Nachdem diese Projekte abgeschlossen waren, war das Team von Process Simulate und den sich daraus ergebenden Wachstumsmöglichkeiten überzeugt und beschloss, eine eigene VC-Abteilung aufzubauen. „Jetzt können wir unsere Kunden mit fehlerfreien SPS-, CNC- und Roboterprogrammen und Prozessoptimierung unterstützen, ohne Prototypen bauen zu müssen, die Produktion zu blockieren oder mit Erweiterungen zu experimentieren“, erklärt Krishnan.

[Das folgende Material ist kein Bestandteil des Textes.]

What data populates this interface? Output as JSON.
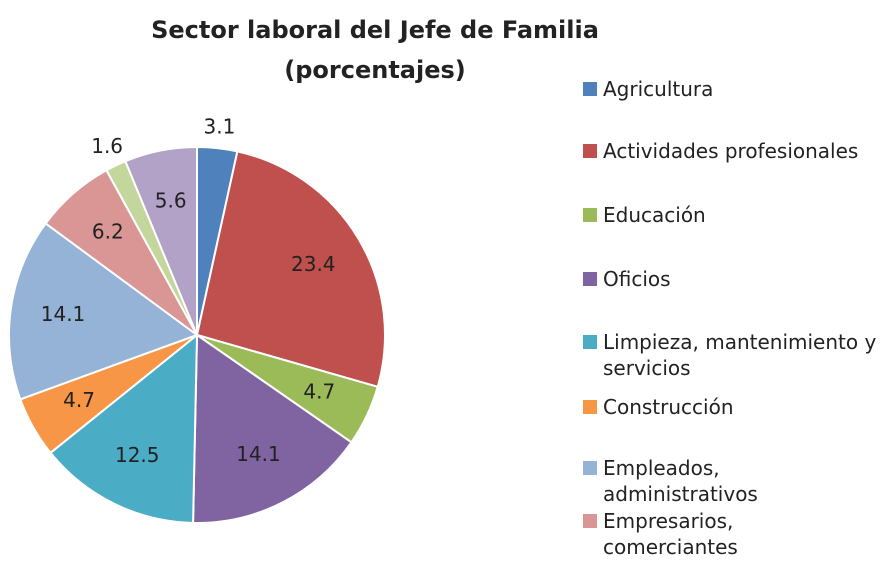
{
  "chart_data": {
    "type": "pie",
    "title": "Sector laboral  del Jefe de Familia (porcentajes)",
    "categories": [
      "Agricultura",
      "Actividades profesionales",
      "Educación",
      "Oficios",
      "Limpieza, mantenimiento y servicios",
      "Construcción",
      "Empleados, administrativos",
      "Empresarios, comerciantes",
      null,
      null
    ],
    "values": [
      3.1,
      23.4,
      4.7,
      14.1,
      12.5,
      4.7,
      14.1,
      6.2,
      1.6,
      5.6
    ],
    "colors": [
      "#4f81bd",
      "#c0504d",
      "#9bbb59",
      "#8064a2",
      "#4bacc6",
      "#f79646",
      "#95b3d7",
      "#d99694",
      "#c3d69b",
      "#b2a2c7"
    ],
    "legend": "right"
  }
}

Ausbau der Angebote für virtuelle Inbetriebnahme von Anlagen
Das Team ist nun in der Lage, die gesamte Architektur einer Fertigungslinie – auf der mechanischen ebenso wie auf der Automatisierungsseite – zu simulieren, unabhängig davon, ob es sich um eine SPS- oder CNC-basierte Steuerung handelt. Wipro Pari wurde inzwischen von mehreren Kunden gebeten, ähnliche VC-Lösungen zu entwickeln. So plant das Unternehmen die Ausweitung von VC auf Anlagenebene und die Unterstützung von Industrie 4.0 mit intelligenten Fabrikentwicklungen unter Verwendung des digitalen Zwillings. Softwaretests sollen ausschließlich unter Verwendung des digitalen Zwillings durchgeführt werden und die virtuelle Inbetriebnahme als Dienstleistung für die Fertigungsindustrie angeboten werden.
Der Autor Ralf Steck ist freier Fachjournalist in Friedrichshafen.